2012年、中国共産党は尖閣諸島問題を意図的に拡大し、南シナ海で「黄岩島事件」を引き起こして世論を煽った。当時、党内では薄熙来事件をはじめとする激しい権力闘争が進行していた。
現在も数百万人の大学生が就職先を見つけられず、経済低迷が続く中で、中共は再び反日ナラティブを展開し、抗日映画の集中上映を計画している。「お馴染みのシナリオ、お馴染みの味」である。
6. 靖国神社参拝についても、中共は意図的に真実を歪曲している
靖国神社には明治維新以降、約250万人の戦没者が祀られており、第二次世界大戦の戦士だけでなく多くの一般兵士も含まれている。A級戦犯14名も合祀されているが、参拝者の大多数は戦没者への追悼を目的としており、軍国主義復活を望んでいるわけではない。

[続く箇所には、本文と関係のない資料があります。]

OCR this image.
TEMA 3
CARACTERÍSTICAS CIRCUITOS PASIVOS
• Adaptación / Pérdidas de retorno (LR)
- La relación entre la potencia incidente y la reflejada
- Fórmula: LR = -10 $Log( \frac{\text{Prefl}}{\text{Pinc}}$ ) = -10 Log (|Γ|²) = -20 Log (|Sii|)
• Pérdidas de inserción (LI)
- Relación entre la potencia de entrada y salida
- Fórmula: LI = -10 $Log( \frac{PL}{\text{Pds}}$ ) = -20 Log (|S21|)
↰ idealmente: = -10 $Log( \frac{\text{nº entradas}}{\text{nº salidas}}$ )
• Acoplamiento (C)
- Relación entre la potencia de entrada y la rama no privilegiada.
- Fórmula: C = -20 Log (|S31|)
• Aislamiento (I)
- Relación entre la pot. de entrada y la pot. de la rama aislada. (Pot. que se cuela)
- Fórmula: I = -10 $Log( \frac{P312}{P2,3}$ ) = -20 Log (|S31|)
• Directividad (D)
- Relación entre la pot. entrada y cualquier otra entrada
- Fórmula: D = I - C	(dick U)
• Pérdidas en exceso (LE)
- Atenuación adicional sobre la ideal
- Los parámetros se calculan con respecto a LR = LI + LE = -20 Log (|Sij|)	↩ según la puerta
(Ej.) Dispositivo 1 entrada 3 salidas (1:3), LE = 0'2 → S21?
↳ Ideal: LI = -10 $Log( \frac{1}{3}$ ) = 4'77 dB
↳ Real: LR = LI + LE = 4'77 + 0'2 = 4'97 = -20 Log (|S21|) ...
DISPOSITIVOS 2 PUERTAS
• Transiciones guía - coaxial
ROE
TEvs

しかし、中共は靖国神社を「軍国主義の象徴」として描写し、参拝のたびに「日本の復讐心」や「軍国主義復活」を叫び、世論を誘導している。その理由の一つは、靖国神社がすべての戦争における戦死者の死亡地を記録しているため、他の戦死者と比べて中共軍による戦死者が圧倒的に少なく、わずか850人余りであることを明らかにされたくないからだ。